← Back to context

Comment by jraph

7 hours ago

> there is no such thing as invalid HTML

There is. There are things that are still considered invalid, like nesting form elements for instance.

(this doesn't take away your argument though, and you were focusing on the parsing aspect).

The things that are invalid should all have defined behaviour. For example, a <label> is not allowed to contain two form controls, but is defined as applying to the first such control.

As far as parse errors is concerned, https://html.spec.whatwg.org/multipage/parsing.html#parse-er... says:

> This specification defines the parsing rules for HTML documents, whether they are syntactically correct or not. Certain points in the parsing algorithm are said to be parse errors.
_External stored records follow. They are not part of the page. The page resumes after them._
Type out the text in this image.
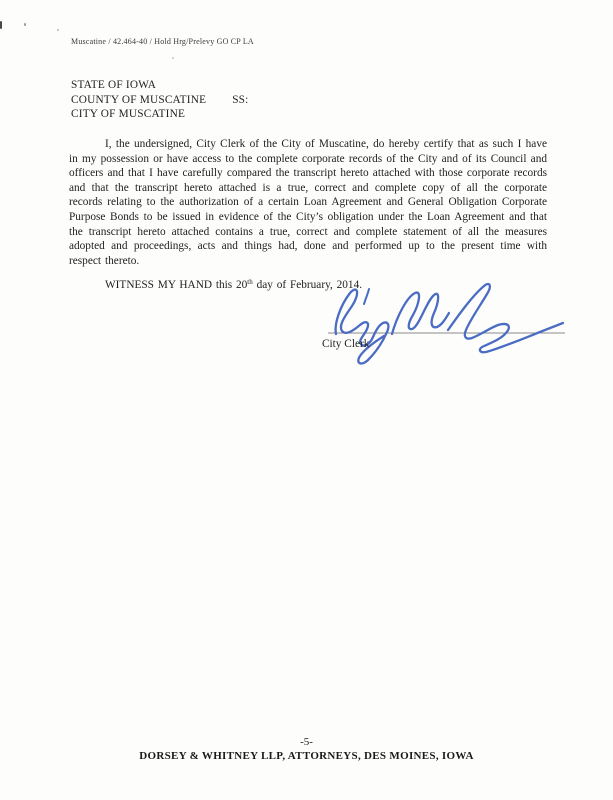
Muscatine / 42.464-40 / Hold Hrg/Prelevy GO CP LA
STATE OF IOWA
COUNTY OF MUSCATINE SS:
CITY OF MUSCATINE

I, the undersigned, City Clerk of the City of Muscatine, do hereby certify that as such I have in my possession or have access to the complete corporate records of the City and of its Council and officers and that I have carefully compared the transcript hereto attached with those corporate records and that the transcript hereto attached is a true, correct and complete copy of all the corporate records relating to the authorization of a certain Loan Agreement and General Obligation Corporate Purpose Bonds to be issued in evidence of the City’s obligation under the Loan Agreement and that the transcript hereto attached contains a true, correct and complete statement of all the measures adopted and proceedings, acts and things had, done and performed up to the present time with respect thereto.

WITNESS MY HAND this 20th day of February, 2014.
City Clerk
-5-
DORSEY & WHITNEY LLP, ATTORNEYS, DES MOINES, IOWA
The error handling for parse errors is well-defined (that's the processing rules described throughout this specification), but user agents, while parsing an HTML document, may abort the parser at the first parse error that they encounter for which they do not wish to apply the rules described in this specification.

  • > The things that are invalid should all have defined behaviour

    100% agree.

    And then I guess the philosophical question is "What's invalid when everything is defined?"

    • The idea of almost all of HTML’s errors (parsing and conformance) is that they indicate likely errors (though it’s definitely quite possible to deliberately skirt the edges, e.g. content=width=device-width,initial-scale=1).